Paravent Girls: Ghada Amer
Tina Kim Gallery is pleased to present Paravent Girls, a solo exhibition including the new sculpture series by Ghada Amer (b.1963). Her figures, portrayed tactfully on a used paper box, are a bronze sculpture series commemorating the autonomous subjectivity of all women. It was completed in cooperation with the Korean bronze cast master. Paravent Girls will serve as an opportunity to consider contemporary feminism.
Ghada Amer’s new bronze series starts by finding some object on the street. Empty boxes left behind are placed here and there around the corner. On this paper box of ‘design without design’, there is no fixed address. Being folded, unfolded, and crumpled, it is at once surface and space. From warehouse to warehouse or from the loading deck of a port or an airport to another, it travels covered in the temperature and dust of the ground, unaware of the next step. Now let us call this a sort of ‘flying landscape’ that has seceded from the place. The unfolded box becomes propped up for painting. The artist leaves her unknown women on the surfaces inside and outside. The black ink blots rain onto the repetitive and humble pattern on the surface of the box. Like the principle of gardens where nameless seeds grow into the ground, the address-less boxes become residences of characters and the women become residences of flying landscape. Here, there is no such hierarchy as painting and sculpture, or figure and background.

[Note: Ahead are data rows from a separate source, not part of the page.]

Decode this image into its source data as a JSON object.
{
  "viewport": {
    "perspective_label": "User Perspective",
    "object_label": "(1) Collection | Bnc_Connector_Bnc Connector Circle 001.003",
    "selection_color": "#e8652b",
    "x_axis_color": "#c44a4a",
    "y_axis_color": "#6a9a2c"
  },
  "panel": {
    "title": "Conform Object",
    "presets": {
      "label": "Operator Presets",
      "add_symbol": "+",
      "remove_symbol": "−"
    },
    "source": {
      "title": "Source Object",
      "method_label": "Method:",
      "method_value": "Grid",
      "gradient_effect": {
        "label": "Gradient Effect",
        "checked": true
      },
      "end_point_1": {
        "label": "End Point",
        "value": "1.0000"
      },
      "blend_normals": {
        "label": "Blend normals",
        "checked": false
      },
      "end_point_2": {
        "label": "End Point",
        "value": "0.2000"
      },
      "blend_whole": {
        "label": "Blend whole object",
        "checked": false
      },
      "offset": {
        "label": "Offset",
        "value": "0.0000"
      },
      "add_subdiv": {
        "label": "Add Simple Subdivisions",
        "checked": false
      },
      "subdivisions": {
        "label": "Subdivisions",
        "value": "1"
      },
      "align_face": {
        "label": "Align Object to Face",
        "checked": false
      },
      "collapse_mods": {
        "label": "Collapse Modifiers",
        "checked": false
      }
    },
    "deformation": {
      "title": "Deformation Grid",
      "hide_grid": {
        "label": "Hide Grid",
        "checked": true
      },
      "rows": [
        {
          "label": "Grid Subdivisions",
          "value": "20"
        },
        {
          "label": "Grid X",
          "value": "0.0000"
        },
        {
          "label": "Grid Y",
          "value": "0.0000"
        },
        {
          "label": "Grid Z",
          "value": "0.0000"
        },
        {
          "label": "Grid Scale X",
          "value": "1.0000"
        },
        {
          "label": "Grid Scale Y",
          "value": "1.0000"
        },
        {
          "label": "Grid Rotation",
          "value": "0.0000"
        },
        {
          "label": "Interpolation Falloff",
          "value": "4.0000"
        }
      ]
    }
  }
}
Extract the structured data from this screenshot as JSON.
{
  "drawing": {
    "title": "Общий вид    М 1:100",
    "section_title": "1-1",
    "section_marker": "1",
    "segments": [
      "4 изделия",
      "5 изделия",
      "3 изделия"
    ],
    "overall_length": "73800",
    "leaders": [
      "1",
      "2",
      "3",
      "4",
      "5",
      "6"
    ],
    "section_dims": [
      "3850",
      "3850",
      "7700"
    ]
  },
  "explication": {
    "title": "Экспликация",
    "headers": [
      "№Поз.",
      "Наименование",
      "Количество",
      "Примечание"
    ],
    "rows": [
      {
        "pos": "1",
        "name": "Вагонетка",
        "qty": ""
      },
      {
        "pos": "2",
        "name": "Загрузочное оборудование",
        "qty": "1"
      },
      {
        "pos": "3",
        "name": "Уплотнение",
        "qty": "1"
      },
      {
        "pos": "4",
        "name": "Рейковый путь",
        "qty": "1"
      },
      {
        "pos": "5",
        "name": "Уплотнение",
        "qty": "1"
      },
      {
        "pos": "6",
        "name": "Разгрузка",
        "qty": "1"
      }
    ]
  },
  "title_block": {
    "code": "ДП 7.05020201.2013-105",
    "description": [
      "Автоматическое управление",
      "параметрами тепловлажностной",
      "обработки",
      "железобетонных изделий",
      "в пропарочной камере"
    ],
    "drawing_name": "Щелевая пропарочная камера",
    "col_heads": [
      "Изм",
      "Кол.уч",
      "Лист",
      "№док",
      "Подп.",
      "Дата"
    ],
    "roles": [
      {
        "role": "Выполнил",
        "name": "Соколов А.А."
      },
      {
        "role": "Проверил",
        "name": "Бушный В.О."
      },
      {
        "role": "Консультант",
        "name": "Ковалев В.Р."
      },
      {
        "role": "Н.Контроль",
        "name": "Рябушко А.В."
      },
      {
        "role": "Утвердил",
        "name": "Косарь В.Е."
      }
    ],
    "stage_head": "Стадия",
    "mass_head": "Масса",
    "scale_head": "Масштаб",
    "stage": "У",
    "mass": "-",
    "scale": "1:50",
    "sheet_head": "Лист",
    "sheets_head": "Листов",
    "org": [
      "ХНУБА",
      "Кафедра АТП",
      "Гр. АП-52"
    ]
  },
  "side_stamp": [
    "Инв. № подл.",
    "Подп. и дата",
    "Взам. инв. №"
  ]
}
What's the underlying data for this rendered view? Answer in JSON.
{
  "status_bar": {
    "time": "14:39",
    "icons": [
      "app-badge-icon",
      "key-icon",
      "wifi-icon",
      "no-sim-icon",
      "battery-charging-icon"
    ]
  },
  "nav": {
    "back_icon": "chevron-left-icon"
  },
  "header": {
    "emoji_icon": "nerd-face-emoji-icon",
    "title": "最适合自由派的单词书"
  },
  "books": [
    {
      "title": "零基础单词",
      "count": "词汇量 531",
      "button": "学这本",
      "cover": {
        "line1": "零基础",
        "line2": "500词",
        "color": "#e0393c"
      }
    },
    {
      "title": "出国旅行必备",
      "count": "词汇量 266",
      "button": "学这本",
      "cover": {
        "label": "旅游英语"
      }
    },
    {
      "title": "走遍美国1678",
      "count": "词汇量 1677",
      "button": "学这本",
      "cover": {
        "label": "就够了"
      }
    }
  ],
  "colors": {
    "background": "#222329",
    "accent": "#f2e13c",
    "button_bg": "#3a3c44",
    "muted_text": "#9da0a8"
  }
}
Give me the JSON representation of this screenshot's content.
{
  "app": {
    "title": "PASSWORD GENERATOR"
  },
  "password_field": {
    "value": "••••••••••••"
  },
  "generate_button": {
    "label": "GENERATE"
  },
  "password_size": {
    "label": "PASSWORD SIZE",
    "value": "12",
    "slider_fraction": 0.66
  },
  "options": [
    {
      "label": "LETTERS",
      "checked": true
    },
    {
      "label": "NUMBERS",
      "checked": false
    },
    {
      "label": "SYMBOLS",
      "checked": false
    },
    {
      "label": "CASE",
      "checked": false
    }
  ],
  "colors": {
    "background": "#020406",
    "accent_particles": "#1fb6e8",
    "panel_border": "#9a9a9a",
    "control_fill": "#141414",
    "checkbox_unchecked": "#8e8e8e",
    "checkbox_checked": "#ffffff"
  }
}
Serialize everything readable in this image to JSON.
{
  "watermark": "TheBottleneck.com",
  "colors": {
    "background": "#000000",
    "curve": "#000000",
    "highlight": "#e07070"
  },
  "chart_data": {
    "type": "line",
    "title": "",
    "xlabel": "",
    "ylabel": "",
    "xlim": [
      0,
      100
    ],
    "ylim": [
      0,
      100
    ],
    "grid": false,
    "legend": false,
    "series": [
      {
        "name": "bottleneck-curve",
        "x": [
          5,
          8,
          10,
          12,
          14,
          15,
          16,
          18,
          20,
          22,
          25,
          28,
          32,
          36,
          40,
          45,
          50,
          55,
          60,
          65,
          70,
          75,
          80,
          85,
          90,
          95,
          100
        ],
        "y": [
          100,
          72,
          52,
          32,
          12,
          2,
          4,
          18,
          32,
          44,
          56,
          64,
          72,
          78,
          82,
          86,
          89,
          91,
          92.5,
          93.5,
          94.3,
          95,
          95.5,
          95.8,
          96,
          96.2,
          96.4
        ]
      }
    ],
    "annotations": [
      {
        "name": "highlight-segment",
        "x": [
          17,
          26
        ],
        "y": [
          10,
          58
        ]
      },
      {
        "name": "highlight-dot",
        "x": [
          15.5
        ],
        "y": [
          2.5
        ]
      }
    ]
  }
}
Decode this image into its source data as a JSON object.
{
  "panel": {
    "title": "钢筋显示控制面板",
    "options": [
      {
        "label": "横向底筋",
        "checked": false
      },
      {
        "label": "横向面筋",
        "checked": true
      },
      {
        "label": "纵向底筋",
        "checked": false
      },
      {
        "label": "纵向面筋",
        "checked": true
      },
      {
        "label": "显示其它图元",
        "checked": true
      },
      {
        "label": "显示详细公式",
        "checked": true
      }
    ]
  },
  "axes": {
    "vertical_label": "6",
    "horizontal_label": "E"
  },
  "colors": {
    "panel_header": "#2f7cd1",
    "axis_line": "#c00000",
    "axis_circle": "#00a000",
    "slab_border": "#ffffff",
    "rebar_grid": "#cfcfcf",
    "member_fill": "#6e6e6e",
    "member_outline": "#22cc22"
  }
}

Between visual image and physical sculpture, the artist makes a choice that evades familiar structures. In the bronze series, Amer uses not the brush that she had used for drawing the images of women but soft clay. Therefore, the drawings, due to the clay, gain the surface of the handprint and traces of its movement. Rubbing, cutting, stretching, kneading, and sticking; drawing with clay embraces by hand all the facial expressions of the character, her wavy hair, brow, plump lips, mesmerizing eyes, and even the traces of sharply fallen ink drops. The ‘surface’ of something being engraved is the same as revealing the levels of time, which also means that the flat perspective of the image is turned into a sculptural perception. And at this point, bronze casting is an appropriate way to record the surface. Casting is literally the trace left by empty space (absence). Its temporality is paradoxical. Though it is touched in the present, it is taxidermized from the touch of the past, and though it is a trace originating from a past that no longer exists, it encounters unexpected bodies in the inflection points and heat of casting, which required high temperature. This paradox gives a déjà vu of the processes of the artist’s many practices that subverted the idea and image of woman even as a woman herself. In my eyes, having seen the production as several seasons changed, the process of temporary boxes and the unknown woman becoming one appeared to me full of meaning, as if it were the ballad of lovers whispering to each other.